Friday, September 23, 2005

The Intelligence Briefing model of journalism

Posted today at PressThink in reference to discussion on the NYT's Times Select paywall:


What's valuable today? Information that comes with a high degree of confidence and carries predictive power.

What's parsley? Politicized opinion, infotainment, stenographic reporting and "analysis" of the obvious.

I think we are in the middle of a paradigm shift that will divide information and commentary into two basic categories: 1. Basic, "unwarranteed" communication, which will continue to be too cheap to meter; 2. Value-added information, which will abandon our Old School value of "fairness" for a model based on the daily intelligence briefing.

When we talk about "objectivity," we tend to talk about its limits. We don't tend to talk about its value. When we talk about commentary, we talk about its slant. We don't tend to talk about its perceptiveness. Our current frame of reference is a newspaper/broadcast model that is based on certain assumptions about "gatekeeper functions," "credibility," "balance," and the mass audience.

When you adopt an intelligence agency perspective, the information gatherer and the information analyst are working for a specific end user, not a general, passive audience.

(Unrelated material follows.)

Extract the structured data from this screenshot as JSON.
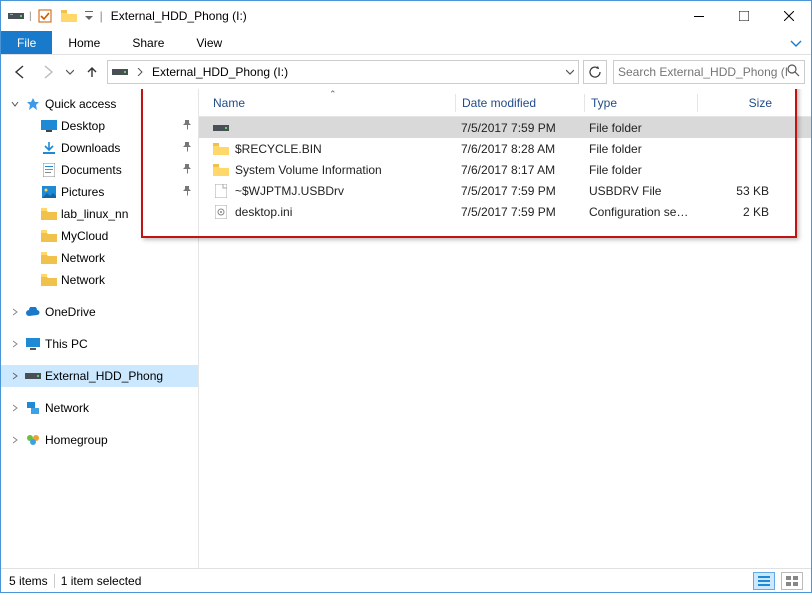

This is a radically different relationship. Your loyalty is to your subscriber, not to your sources, not to your political friends. Your value -- your continued employment, for that matter -- is attached to the quality and utility of your information and your insights.

People will pay for such content, and the networked media makes it possible for more people to access such services. These are, ultimately, the "editors" described in the EPIC 2014 animation.

Will people pay for Times Select? Not unless it has this function.